Panoramic imaging research on geometry recovery and High Dynamic Range (HDR) reconstruction becomes a trend with the development of Extended Reality (XR). Neural Radiance Fields (NeRF) provide a promising scene representation for both tasks without requiring extensive prior data. However, in the case of inputting sparse Low Dynamic Range (LDR) panoramic images, NeRF often degrades with under-constrained geometry and is unable to reconstruct HDR radiance from LDR inputs. We observe that the radiance from each pixel in panoramic images can be modeled as both a signal to convey scene lighting information and a light source to illuminate other pixels. Hence, we propose the irradiance fields from sparse LDR panoramic images, which increases the observation counts for faithful geometry recovery and leverages the irradiance-radiance attenuation for HDR reconstruction. Extensive experiments demonstrate that the irradiance fields outperform state-of-the-art methods on both geometry recovery and HDR reconstruction and validate their effectiveness. Furthermore, we show a promising byproduct of spatially-varying lighting estimation. The code is available at https://github.com/Lu-Zhan/Pano-NeRF.

Figures (7)

• Figure 1: Comparison between the existing radiance fields (top) and the proposed irradiance fields (bottom) on geometry recovery (left) and HDR reconstruction (right) from sparse LDR panoramic images. Radiance fields suffer from poor geometry recovery due to a few observation counts (number of blue dots) and cannot reconstruct HDR radiance with LDR inputs. In contrast, the proposed irradiance fields recover faithful geometry by increasing the observation counts (number of blue dots) from incident rays (yellow lines) and infer over-saturated radiance from the unsaturated area by considering irradiance-radiance attenuation.
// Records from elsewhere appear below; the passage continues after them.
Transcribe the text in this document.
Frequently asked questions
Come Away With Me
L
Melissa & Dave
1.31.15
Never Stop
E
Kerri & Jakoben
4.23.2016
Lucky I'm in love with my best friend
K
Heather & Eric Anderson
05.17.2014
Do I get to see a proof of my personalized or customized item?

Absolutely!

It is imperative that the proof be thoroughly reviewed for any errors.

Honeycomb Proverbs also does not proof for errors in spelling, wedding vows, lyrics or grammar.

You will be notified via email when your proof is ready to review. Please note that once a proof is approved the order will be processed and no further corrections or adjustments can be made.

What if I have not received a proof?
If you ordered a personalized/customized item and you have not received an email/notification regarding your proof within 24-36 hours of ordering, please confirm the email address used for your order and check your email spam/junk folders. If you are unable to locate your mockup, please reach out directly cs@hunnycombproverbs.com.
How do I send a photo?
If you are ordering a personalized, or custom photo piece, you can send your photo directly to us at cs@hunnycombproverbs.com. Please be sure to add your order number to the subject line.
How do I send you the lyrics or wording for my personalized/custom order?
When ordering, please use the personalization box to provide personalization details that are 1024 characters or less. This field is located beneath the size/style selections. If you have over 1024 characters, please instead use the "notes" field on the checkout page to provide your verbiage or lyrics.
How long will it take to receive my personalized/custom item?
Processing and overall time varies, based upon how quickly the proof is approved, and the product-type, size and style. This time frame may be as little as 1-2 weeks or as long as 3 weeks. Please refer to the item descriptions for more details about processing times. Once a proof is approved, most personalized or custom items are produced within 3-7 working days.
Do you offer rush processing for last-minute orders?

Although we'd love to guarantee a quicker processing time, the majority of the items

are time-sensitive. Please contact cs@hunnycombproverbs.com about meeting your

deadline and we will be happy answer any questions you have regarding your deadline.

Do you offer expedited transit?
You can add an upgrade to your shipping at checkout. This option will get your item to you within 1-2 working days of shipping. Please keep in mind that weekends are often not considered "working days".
• Figure 2: An illustration of different outgoing radiance modeling between the radiance fields and the proposed irradiance fields. (Left) Radiance fields integrate the radiance $\mathbf{c}^r$ of each volumetric particle (blue dots) with weight $w^r$ along the camera ray $\mathbf{r}$ (original line). (Right) Irradiance fields integrate the radiance $\mathbf{c}^i$ from the incident light directions (yellow lines) with weight $f_r(\mathbf{x}, \boldsymbol{\omega}_o, \boldsymbol{\omega}_i) \cdot \boldsymbol{\omega}_i \mathbf{n}^\top$.
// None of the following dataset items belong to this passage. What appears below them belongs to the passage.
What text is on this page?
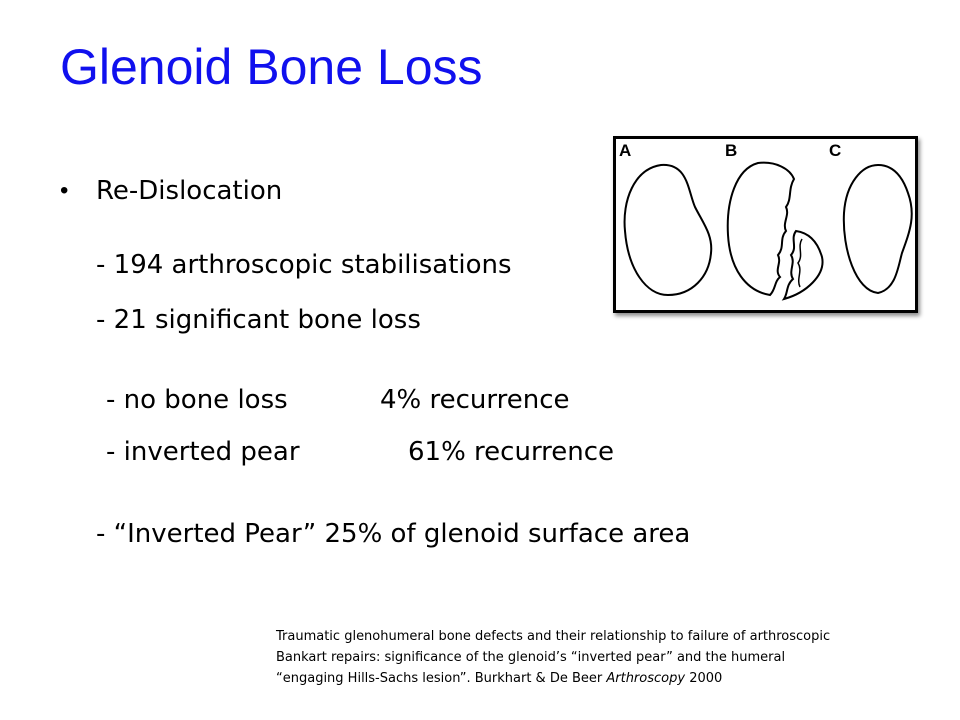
Glenoid Bone Loss
•	Re-Dislocation
- 194 arthroscopic stabilisations
- 21 significant bone loss
- no bone loss	4% recurrence
- inverted pear	61% recurrence
- “Inverted Pear” 25% of glenoid surface area
A	B	C
Traumatic glenohumeral bone defects and their relationship to failure of arthroscopic Bankart repairs: significance of the glenoid’s “inverted pear” and the humeral “engaging Hills-Sachs lesion”. Burkhart & De Beer Arthroscopy 2000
• Figure 3: Illustration of calculating the outgoing radiance $\mathbf{C}^{i}$ from the conventional radiance fields. Firstly, we obtain the intrinsic factors on a surface point by integrating the BRDF output $\Phi$, derived density $d\sigma$, and distance $t$ along the camera ray $\mathbf{r}$ via volume rendering, as same as the computation of radiance $\mathbf{C}^{r}$. Secondly, We sample the incident light rays $\mathbf{r}^\prime$ on the surface point $\mathbf{x}$ from directions distributed uniformly on the sphere centered at $\mathbf{x}$, and then compute the radiance $\mathbf{c}^{i}$ of sampled incident light rays. At last, we integrate obtained BRDF $f_r(\mathbf{x})$, surface normal $\mathbf{n}(\mathbf{x})$, and incident light rays (with $\mathbf{c}^{i}$ and direction $\omega^{i}$) to calculate outgoing radiance $\mathbf{C}^{i}$.
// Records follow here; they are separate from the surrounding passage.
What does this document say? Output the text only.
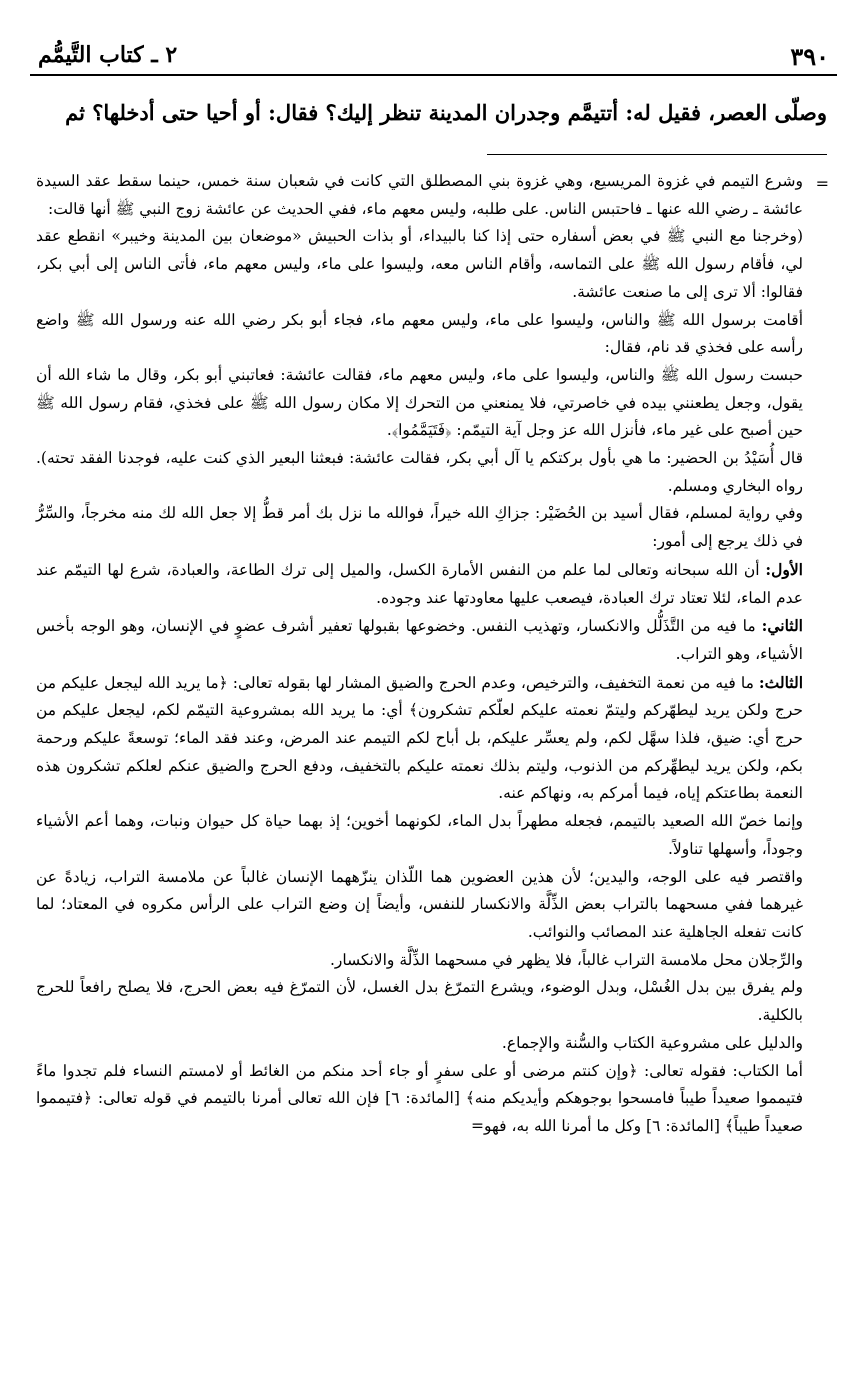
٣٩٠
٢ ـ كتاب التَّيمُّم
وصلّى العصر، فقيل له: أتتيمَّم وجدران المدينة تنظر إليك؟ فقال: أو أحيا حتى أدخلها؟ ثم
=

وشرع التيمم في غزوة المريسيع، وهي غزوة بني المصطلق التي كانت في شعبان سنة خمس، حينما سقط عقد السيدة عائشة ـ رضي الله عنها ـ فاحتبس الناس. على طلبه، وليس معهم ماء، ففي الحديث عن عائشة زوج النبي ﷺ أنها قالت:

(وخرجنا مع النبي ﷺ في بعض أسفاره حتى إذا كنا بالبيداء، أو بذات الحبيش «موضعان بين المدينة وخيبر» انقطع عقد لي، فأقام رسول الله ﷺ على التماسه، وأقام الناس معه، وليسوا على ماء، وليس معهم ماء، فأتى الناس إلى أبي بكر، فقالوا: ألا ترى إلى ما صنعت عائشة.

أقامت برسول الله ﷺ والناس، وليسوا على ماء، وليس معهم ماء، فجاء أبو بكر رضي الله عنه ورسول الله ﷺ واضع رأسه على فخذي قد نام، فقال:

حبست رسول الله ﷺ والناس، وليسوا على ماء، وليس معهم ماء، فقالت عائشة: فعاتبني أبو بكر، وقال ما شاء الله أن يقول، وجعل يطعنني بيده في خاصرتي، فلا يمنعني من التحرك إلا مكان رسول الله ﷺ على فخذي، فقام رسول الله ﷺ حين أصبح على غير ماء، فأنزل الله عز وجل آية التيمّم: ﴿فَتَيَمَّمُوا﴾.

قال أُسَيْدُ بن الحضير: ما هي بأول بركتكم يا آل أبي بكر، فقالت عائشة: فبعثنا البعير الذي كنت عليه، فوجدنا الفقد تحته). رواه البخاري ومسلم.

وفي رواية لمسلم، فقال أسيد بن الحُضَيْر: جزاكِ الله خيراً، فوالله ما نزل بك أمر قطُّ إلا جعل الله لك منه مخرجاً، والسِّرُّ في ذلك يرجع إلى أمور:

الأول: أن الله سبحانه وتعالى لما علم من النفس الأمارة الكسل، والميل إلى ترك الطاعة، والعبادة، شرع لها التيمّم عند عدم الماء، لئلا تعتاد ترك العبادة، فيصعب عليها معاودتها عند وجوده.

الثاني: ما فيه من التَّذَلُّل والانكسار، وتهذيب النفس. وخضوعها بقبولها تعفير أشرف عضوٍ في الإنسان، وهو الوجه بأخس الأشياء، وهو التراب.

الثالث: ما فيه من نعمة التخفيف، والترخيص، وعدم الحرج والضيق المشار لها بقوله تعالى: ﴿ما يريد الله ليجعل عليكم من حرج ولكن يريد ليطهّركم وليتمّ نعمته عليكم لعلّكم تشكرون﴾ أي: ما يريد الله بمشروعية التيمّم لكم، ليجعل عليكم من حرج أي: ضيق، فلذا سهَّل لكم، ولم يعسِّر عليكم، بل أباح لكم التيمم عند المرض، وعند فقد الماء؛ توسعةً عليكم ورحمة بكم، ولكن يريد ليطهِّركم من الذنوب، وليتم بذلك نعمته عليكم بالتخفيف، ودفع الحرج والضيق عنكم لعلكم تشكرون هذه النعمة بطاعتكم إياه، فيما أمركم به، ونهاكم عنه.

وإنما خصّ الله الصعيد بالتيمم، فجعله مطهراً بدل الماء، لكونهما أخوين؛ إذ بهما حياة كل حيوان ونبات، وهما أعم الأشياء وجوداً، وأسهلها تناولاً.

واقتصر فيه على الوجه، واليدين؛ لأن هذين العضوين هما اللّذان ينزّههما الإنسان غالباً عن ملامسة التراب، زيادةً عن غيرهما ففي مسحهما بالتراب بعض الذِّلَّة والانكسار للنفس، وأيضاً إن وضع التراب على الرأس مكروه في المعتاد؛ لما كانت تفعله الجاهلية عند المصائب والنوائب.

والرِّجلان محل ملامسة التراب غالباً، فلا يظهر في مسحهما الذِّلَّة والانكسار.

ولم يفرق بين بدل الغُسْل، وبدل الوضوء، ويشرع التمرّغ بدل الغسل، لأن التمرّغ فيه بعض الحرج، فلا يصلح رافعاً للحرج بالكلية.

والدليل على مشروعية الكتاب والسُّنة والإجماع.

أما الكتاب: فقوله تعالى: ﴿وإن كنتم مرضى أو على سفرٍ أو جاء أحد منكم من الغائط أو لامستم النساء فلم تجدوا ماءً فتيمموا صعيداً طيباً فامسحوا بوجوهكم وأيديكم منه﴾ [المائدة: ٦] فإن الله تعالى أمرنا بالتيمم في قوله تعالى: ﴿فتيمموا صعيداً طيباً﴾ [المائدة: ٦] وكل ما أمرنا الله به، فهو=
• Figure 4: Comparison of geometry recovery in term of depth maps (1st&4th rows), surface normal maps (2nd&5th rows), and panoramic images (3rd&6th rows). The ground truth of depth and surface normal for the real scene is only for visual reference.
• Figure 5: Comparison of HDR reconstruction on input views. The first column is the input LDR panoramic image, and 2nd to 5th columns show the error maps between the reconstructed HDR panoramic images and the ground truth.